Un guide pour les politiques publiques
En montrant un visage uni, les dix-neuf entendent donner l’exemple. Au diable les querelles de chapelle qui paralysent trop souvent l’action publique : « L’heure est à la construction d’un nouveau pacte politique, social et écologique, écrivent-ils en introduction. Un pacte du court, du moyen et du long terme. Un pacte de bienveillance et du bien commun : un pacte pour l’humain et pour l’humanité. Un pacte pour tous et pour la planète. Un pacte du pouvoir de vivre, aujourd’hui et demain, dans la dignité et le respect, un pacte qui nous engage tous. » Il ne s’agit pas d’une énième déclaration d’intention mais d’un engagement à porter, dans le débat actuel, des propositions très concrètes conjuguant justice sociale, lutte contre les inégalités et transition écologique. Ces propositions sont au nombre de 66, rassemblées autour de quatre axes majeurs : donner à chacun le pouvoir de vivre dans un cadre commun ; remettre l’exigence de justice sociale au cœur de l’économie ; préparer l’avenir en cessant de faire du court terme l’alpha et l’oméga des politiques publiques ; partager le pouvoir pour mieux agir. Dans le détail, cela va de l’encadrement des loyers dans les zones tendues afin de faciliter l’accès à un logement à la généralisation des espaces d’expression des travailleurs dans les entreprises et les administrations en passant par l’évaluation systématique de l’impact de toute nouvelle décision sur les 10 % les plus pauvres de la population ou la suppression des subventions et des mesures fiscales dommageables à l’environnement. Pendant plusieurs séances de travail, les délégations des organisations du collectif ont débattu, confronté leurs revendications, les ont repensées au regard des signaux d’alerte lancé en France et en Europe. En quelques semaines – preuve de l’esprit de responsabilité de la société civile ! –, elles ont accouché d’un guide dont devraient s’inspirer les responsables politiques.

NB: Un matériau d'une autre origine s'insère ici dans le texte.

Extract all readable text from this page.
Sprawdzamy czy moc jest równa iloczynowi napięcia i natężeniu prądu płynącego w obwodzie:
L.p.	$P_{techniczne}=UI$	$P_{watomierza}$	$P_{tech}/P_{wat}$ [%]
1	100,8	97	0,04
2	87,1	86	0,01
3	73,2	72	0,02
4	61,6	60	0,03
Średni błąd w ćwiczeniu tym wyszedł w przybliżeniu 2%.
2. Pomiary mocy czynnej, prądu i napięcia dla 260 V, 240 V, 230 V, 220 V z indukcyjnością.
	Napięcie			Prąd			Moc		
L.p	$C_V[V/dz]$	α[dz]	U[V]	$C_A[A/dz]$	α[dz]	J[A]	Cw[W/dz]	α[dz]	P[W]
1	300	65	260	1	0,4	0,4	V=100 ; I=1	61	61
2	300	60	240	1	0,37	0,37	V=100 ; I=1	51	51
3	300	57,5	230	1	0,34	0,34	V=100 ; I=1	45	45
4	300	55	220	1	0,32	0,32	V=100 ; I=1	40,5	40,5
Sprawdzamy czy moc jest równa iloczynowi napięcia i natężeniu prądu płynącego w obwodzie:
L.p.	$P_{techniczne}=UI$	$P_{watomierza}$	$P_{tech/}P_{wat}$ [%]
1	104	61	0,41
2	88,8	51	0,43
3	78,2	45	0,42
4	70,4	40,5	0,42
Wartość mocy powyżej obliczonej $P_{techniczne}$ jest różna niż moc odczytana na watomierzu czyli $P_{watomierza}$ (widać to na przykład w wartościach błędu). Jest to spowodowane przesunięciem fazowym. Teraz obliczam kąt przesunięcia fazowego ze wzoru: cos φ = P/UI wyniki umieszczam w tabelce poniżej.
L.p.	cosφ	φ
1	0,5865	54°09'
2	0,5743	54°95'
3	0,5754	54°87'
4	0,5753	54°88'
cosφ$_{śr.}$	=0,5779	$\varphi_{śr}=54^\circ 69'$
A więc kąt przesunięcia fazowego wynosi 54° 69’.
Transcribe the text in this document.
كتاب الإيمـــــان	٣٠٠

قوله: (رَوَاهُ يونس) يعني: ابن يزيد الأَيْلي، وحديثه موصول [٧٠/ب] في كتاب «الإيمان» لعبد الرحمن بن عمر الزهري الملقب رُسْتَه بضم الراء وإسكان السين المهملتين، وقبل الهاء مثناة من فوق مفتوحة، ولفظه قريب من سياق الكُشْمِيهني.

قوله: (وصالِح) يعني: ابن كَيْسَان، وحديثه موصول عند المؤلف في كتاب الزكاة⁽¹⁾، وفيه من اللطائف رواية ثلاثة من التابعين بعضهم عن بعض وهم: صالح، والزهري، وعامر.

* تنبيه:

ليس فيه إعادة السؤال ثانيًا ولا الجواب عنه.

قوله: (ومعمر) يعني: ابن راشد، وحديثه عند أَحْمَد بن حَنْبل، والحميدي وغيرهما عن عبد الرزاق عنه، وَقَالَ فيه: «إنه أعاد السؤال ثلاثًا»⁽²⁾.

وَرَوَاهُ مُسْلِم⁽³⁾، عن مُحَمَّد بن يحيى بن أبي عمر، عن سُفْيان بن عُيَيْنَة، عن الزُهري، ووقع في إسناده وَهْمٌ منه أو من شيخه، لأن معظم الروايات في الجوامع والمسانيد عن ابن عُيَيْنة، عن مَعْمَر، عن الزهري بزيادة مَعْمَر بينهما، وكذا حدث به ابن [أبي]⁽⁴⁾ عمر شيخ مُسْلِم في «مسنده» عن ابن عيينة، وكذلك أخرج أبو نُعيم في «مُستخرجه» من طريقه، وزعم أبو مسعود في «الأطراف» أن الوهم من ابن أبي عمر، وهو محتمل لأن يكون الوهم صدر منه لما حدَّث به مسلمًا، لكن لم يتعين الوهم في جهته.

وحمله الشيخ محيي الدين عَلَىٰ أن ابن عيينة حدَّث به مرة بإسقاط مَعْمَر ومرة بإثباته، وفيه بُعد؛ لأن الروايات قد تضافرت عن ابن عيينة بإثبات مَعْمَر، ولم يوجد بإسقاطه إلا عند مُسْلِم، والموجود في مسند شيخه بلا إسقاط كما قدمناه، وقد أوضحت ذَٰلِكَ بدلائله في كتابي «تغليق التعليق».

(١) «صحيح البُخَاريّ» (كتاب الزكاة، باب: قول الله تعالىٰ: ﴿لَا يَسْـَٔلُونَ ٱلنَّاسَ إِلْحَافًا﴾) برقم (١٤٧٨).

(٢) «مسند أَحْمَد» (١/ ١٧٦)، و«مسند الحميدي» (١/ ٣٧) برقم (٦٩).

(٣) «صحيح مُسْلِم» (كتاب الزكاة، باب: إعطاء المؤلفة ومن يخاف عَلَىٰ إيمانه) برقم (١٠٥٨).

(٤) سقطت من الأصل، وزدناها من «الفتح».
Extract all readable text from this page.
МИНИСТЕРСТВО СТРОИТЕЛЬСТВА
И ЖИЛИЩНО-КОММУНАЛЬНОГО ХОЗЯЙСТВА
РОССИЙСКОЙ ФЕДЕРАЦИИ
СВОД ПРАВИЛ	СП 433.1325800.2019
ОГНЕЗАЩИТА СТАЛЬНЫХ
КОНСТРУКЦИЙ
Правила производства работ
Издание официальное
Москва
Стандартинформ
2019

Établir un rapport de force
« Nous représentons à nous tous plusieurs millions de personnes engagées, a rappelé Irène Pequerul, la déléguée générale des Francas. Nous sommes en contact avec les territoires et ce document nous engage tous dans nos actions quotidiennes. » N’en déplaise à certains. Le pacte vise aussi à établir un rapport de force à quelques jours de la clôture du grand débat national pour ne pas laisser le gouvernement en tirer seul les conclusions. Toutes les organisations signataires, à commencer par la CFDT, se sont engagées à interpeller les ministres, les parlementaires, le patronat, les élus locaux et plus généralement tous les décideurs, pour qu’ils prennent durablement en compte les propositions de ce pacte. Premiers rendez-vous pour porter ce message, les 11 et 13 mars lors des grandes conférences organisées avec les corps intermédiaires (lire l’encadré). Elles scruteront également de près l’impact des prochaines décisions politiques sur la réduction des inégalités, la baisse des émissions de gaz à effet de serre, l’éradication de la grande pauvreté, la biodiversité, l’accueil des migrants, les discriminations, etc. « Il nous faut pour cela dégager rapidement un ensemble d’indicateurs », a insisté le délégué général de la Fondation Abbé Pierre, Christophe Robert. La mise en place d’un observatoire du pouvoir de vivre est à l’ordre du jour de la prochaine rencontre des dix-neuf organisations. Preuve que cet engagement collectif s’inscrit dans la durée.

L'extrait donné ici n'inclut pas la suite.